A few days ago I received an e-mail allegedly from UPS (UPS is a global delivery company for those that don’t know):
I immediately knew that this was a scam email so I turned on all my defensive methods and opened the email. You should not do this at home [or at work for that matter].
Then, just like something an innocent computer user may do, I tried to download the attachment that came with the e-mail. Again, you should not do this at home [or work].
There was immediately a warning from ESET NOD32, my active antivirus, saying that there was a threat in the download:
With all the cards laid out on the table, it is fairly clear that this was a hoax that was trying to take advantage of those not-so-technically-knowledgeable computer users who
- Open e-mails that they are not familiar with;
- Download the attachments that come with those e-mails and install a Trojan in their computer, allowing the cybercriminial who sent the email to control the victim’s computer.
Similar to the UPS hoax I just mentioned, there are many other such e-mail scams out in the wild; tt could be a “Facebook password reset”, a “Bank of America” or similar. Do not fall for this kind of thing.
So, how to protect oneself? Here are some tips to help you spot a scam e-mail:
- Were you expecting an e-mail from [insert company name here]? For example, did you expect a UPS package delivery? If no, then the e-mail is probably a scam.
- Have you, in the past, provided your e-mail address to [insert company name here]? If no, then the e-mail is probably a scam.
- Does the e-mail from [insert company name here] include your name? If no, then the e-mail is probably a scam.
- Is the e-mail asking you to reply with personal information (i.e. full name, address, bank account number, credit card number, etc.)? If yes, then the e-mail is probably a scam. (Sometimes legitimate companies do ask you for personal information, but they will never request it via e-mail – you will probably be asked to submit it via their website.)
- UPS, banks, or any other legitimate company/website will never send you emails requesting your password. If your bank really uses email to do so, you might seriously consider abandoning this bank. Instead, most companies will use telephone to inform you of account problems.
- In the case of UPS (or FedEx, DHL, etc.), they may send you e-mails informing you about delivery delays or problems, but those e-mails will never contain any sort of attachment for you to download.
- Sometimes e-mails – even legitimate e-mails – can contain links for you to follow. If the e-mail is from a scammer, often times the links will be “spoofed” (i.e. you think they are taking you somewhere but they take you elsewhere). When you see a link in an e-mail you should not visit it unless you are 110% sure the e-mail is from a legitimate source. Rather, you should right-click the link and “Copy Link Location”/”Copy Hyperlink” or something similar. Then, open Notepad and paste the URL. After pasting the URL, analyze the URL and verify that it is infact taking you to the proper website (look at the beginning of the URL to see which domain it is taking you to). Look especially for letters that can be easily substituted for each other, like L and I.
- Thanks to Twitter, URL shorteners are very popular nowadays. If an e-mail contains a URL that uses a URL shortener, unshorten the URL before analyzing it using a URL unshortening service .
- Sometimes there are “urgent” or similar words in the subject of a scam e-mail.
- Check the date of the e-mail (and any date mentioned within) for any unreasonable dates. For example, I was alleged to have sent a package via UPS last December. If there are any unreasonable dates in the e-mail, the e-mail is probably a scam.
- Often times a scammer will try to “spoof” the e-mail to make you think it is from a trusted source. Spoofing can be done primarily of two ways:
- Changing the “From” name to an e-mail address.

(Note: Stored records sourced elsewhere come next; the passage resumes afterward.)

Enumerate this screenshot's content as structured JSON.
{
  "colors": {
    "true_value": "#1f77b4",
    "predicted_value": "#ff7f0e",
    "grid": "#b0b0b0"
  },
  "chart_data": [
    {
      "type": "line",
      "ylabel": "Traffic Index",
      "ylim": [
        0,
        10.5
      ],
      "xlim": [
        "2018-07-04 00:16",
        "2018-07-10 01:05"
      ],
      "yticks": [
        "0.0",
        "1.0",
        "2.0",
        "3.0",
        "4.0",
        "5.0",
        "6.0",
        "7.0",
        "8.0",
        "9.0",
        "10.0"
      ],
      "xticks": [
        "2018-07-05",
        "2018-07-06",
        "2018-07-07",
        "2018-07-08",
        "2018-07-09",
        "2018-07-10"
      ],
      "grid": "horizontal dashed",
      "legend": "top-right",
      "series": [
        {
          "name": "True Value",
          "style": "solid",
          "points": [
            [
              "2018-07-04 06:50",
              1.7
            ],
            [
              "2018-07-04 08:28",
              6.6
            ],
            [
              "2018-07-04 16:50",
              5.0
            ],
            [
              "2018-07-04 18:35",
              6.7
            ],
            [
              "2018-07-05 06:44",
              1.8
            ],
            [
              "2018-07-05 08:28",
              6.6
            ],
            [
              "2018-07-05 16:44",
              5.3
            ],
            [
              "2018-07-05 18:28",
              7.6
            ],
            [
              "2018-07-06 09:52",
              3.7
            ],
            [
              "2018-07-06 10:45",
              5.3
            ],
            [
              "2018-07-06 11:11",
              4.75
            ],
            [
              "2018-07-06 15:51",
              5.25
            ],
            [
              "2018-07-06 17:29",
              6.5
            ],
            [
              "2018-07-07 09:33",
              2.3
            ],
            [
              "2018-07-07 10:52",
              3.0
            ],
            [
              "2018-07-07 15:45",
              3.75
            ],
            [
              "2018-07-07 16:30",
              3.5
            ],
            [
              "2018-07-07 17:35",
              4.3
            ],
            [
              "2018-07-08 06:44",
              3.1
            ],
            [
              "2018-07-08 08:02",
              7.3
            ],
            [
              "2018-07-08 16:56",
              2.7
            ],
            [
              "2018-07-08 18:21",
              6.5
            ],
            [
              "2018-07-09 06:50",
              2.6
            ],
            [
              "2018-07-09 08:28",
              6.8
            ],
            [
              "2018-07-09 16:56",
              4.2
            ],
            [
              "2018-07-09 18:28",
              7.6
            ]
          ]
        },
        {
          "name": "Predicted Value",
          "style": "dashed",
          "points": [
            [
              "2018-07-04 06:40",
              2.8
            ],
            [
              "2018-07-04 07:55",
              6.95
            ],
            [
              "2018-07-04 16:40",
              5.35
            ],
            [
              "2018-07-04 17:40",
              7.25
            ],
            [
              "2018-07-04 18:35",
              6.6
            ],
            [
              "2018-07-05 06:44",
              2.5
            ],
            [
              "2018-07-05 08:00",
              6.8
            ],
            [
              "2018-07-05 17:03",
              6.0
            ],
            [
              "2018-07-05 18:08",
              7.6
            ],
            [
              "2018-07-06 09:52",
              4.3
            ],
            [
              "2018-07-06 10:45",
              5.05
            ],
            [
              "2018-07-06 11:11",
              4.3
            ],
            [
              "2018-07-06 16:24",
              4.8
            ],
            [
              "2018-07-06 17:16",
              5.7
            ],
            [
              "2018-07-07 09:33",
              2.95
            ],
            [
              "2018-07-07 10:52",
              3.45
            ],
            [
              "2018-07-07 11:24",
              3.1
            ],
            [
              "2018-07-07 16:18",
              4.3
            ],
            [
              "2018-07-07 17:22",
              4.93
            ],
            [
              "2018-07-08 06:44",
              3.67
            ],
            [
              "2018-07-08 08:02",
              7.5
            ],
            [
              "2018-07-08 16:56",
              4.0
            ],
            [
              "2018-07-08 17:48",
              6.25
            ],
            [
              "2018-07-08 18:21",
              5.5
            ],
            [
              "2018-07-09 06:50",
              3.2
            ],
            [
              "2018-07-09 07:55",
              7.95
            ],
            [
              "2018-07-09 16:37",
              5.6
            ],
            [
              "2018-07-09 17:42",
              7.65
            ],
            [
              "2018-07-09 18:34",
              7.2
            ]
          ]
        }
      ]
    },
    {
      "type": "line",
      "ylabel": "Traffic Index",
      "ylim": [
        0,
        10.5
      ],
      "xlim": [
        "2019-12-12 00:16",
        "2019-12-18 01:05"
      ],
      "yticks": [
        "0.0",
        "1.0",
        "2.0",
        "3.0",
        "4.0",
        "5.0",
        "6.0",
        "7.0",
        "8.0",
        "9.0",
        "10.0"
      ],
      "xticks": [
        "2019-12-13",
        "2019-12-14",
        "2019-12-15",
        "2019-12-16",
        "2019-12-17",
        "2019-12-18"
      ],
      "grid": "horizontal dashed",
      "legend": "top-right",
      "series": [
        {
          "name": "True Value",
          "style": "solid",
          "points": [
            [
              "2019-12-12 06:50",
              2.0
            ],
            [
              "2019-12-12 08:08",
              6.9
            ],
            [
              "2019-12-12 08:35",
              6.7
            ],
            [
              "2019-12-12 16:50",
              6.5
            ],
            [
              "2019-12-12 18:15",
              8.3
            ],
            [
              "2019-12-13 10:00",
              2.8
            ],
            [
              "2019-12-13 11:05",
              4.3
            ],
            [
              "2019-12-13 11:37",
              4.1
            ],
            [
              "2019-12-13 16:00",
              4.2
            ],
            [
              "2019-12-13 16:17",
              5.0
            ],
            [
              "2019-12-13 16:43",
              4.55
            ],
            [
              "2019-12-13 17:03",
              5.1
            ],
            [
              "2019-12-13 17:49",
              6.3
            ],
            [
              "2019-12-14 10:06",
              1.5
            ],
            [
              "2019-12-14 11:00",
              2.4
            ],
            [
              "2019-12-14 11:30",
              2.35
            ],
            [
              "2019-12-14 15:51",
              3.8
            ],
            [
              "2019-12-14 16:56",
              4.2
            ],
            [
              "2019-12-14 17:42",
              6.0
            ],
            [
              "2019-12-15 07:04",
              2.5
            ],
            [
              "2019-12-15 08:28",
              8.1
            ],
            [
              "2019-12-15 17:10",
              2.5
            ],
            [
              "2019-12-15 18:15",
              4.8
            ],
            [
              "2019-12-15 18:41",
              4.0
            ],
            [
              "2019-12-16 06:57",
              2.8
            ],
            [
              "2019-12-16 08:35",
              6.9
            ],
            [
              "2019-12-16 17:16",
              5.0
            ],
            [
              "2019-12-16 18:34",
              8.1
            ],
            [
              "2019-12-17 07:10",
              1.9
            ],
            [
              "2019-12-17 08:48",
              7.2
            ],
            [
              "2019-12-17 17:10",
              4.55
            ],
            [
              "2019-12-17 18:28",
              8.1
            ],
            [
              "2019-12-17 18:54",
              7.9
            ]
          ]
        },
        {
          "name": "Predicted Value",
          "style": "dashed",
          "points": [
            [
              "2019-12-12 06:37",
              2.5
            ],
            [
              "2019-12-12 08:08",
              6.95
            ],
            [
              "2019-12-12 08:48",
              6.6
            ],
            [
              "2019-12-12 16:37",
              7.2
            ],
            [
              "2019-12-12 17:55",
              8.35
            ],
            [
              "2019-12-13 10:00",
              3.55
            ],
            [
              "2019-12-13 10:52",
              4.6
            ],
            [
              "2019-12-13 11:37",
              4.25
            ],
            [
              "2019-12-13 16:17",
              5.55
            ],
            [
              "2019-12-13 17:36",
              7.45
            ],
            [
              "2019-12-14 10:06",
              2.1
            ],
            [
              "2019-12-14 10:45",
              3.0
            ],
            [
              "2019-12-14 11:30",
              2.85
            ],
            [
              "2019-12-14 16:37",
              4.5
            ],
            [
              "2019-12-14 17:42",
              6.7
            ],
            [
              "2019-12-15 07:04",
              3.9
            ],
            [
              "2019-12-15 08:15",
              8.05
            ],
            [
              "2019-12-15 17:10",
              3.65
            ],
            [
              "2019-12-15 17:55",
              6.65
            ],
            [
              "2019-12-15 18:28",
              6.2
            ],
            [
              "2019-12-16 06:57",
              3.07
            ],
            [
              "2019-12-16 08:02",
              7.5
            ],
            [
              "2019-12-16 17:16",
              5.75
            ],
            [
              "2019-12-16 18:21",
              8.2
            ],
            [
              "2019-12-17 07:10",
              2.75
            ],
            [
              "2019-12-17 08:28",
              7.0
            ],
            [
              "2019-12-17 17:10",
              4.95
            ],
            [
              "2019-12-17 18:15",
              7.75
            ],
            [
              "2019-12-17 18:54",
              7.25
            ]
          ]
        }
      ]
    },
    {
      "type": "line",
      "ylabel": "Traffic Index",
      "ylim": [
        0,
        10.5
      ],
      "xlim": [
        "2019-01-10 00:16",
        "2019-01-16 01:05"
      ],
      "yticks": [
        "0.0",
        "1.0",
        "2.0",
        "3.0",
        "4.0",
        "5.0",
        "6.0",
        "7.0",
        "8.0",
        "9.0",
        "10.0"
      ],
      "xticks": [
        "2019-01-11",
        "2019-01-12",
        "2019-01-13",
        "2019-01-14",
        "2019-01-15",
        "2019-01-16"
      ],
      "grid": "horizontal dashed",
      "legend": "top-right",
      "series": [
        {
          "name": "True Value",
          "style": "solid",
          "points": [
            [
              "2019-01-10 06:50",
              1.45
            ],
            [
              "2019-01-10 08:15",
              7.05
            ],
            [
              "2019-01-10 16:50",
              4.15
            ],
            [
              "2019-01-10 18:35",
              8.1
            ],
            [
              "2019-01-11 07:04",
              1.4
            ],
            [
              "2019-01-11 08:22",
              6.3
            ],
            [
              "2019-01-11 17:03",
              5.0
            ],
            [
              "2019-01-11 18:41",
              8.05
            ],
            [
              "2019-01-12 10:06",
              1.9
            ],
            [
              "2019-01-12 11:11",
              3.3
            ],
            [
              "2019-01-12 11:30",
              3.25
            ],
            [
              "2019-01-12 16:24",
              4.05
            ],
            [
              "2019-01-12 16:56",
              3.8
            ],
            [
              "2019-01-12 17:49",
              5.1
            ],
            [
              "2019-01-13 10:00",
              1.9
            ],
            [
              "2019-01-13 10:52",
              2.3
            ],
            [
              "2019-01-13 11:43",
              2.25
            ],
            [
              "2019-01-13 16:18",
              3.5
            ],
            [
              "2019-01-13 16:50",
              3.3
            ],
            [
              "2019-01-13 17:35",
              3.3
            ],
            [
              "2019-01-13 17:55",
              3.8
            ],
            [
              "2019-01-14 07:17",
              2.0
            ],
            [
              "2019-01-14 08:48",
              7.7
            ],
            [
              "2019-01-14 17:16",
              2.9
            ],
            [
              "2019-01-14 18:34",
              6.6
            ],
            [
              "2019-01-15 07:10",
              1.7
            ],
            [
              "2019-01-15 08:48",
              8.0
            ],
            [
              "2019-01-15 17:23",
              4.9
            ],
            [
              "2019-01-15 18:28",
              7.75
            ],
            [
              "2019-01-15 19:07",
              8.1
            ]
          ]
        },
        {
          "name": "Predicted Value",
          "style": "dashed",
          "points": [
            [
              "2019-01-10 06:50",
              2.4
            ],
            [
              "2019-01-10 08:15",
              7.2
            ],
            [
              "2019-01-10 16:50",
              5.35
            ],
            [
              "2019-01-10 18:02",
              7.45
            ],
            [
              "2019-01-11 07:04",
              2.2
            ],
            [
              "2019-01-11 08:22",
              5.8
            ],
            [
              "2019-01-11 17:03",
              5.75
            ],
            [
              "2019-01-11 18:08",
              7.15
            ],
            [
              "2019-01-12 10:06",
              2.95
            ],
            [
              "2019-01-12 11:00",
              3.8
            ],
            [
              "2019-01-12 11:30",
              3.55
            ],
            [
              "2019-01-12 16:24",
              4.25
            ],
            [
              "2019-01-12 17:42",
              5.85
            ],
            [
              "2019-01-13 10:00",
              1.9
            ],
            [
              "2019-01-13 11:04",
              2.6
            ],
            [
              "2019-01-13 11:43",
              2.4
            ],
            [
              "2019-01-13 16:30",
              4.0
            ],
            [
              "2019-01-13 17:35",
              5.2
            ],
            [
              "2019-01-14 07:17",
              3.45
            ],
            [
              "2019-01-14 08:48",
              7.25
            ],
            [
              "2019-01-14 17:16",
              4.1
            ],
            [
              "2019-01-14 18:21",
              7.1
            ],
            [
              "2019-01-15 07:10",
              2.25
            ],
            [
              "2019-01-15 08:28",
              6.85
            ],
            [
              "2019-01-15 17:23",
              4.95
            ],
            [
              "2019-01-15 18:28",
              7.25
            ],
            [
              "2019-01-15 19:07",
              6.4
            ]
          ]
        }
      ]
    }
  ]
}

For example, you may get an e-mail from email@example.com <firstname.lastname@example.org> or eBay Customer Service <email@example.com>. The “From” name says firstname.lastname@example.org/eBay Customer Service so you may think the e-mail is from eBay. However, the e-mail is actually from email@example.com. This type of spoofing is fairly easy to spot – just double check the “From” e-mail address instead of just looking at the “From” name.
- The actual “From” e-mail address may display the e-mail from a trusted source. For example, you may get an e-mail from firstname.lastname@example.org <email@example.com> or Yahoo Inc <firstname.lastname@example.org>. In this case both the “From” name and e-mail address indicate that the e-mail is from Yahoo. In reality, however, the e-mail is not from Yahoo – it has been spoofed to make you think it is from Yahoo. This type of spoofing is harder to spot since the “From” name and e-mail address are both spoofed; when you come across this type of e-mail you need to use the other points mentioned in this list to protect yourself.
- Make sure you have security software installed on your computer. If you accidentally do fall into a scammer’s trap, security software can often save you. (See Ashraf’s best free security software  list.)
- If it looks suspicious or too good to be true, it probably is – so stay away from the e-mail.
Good luck to everyone and stay safe!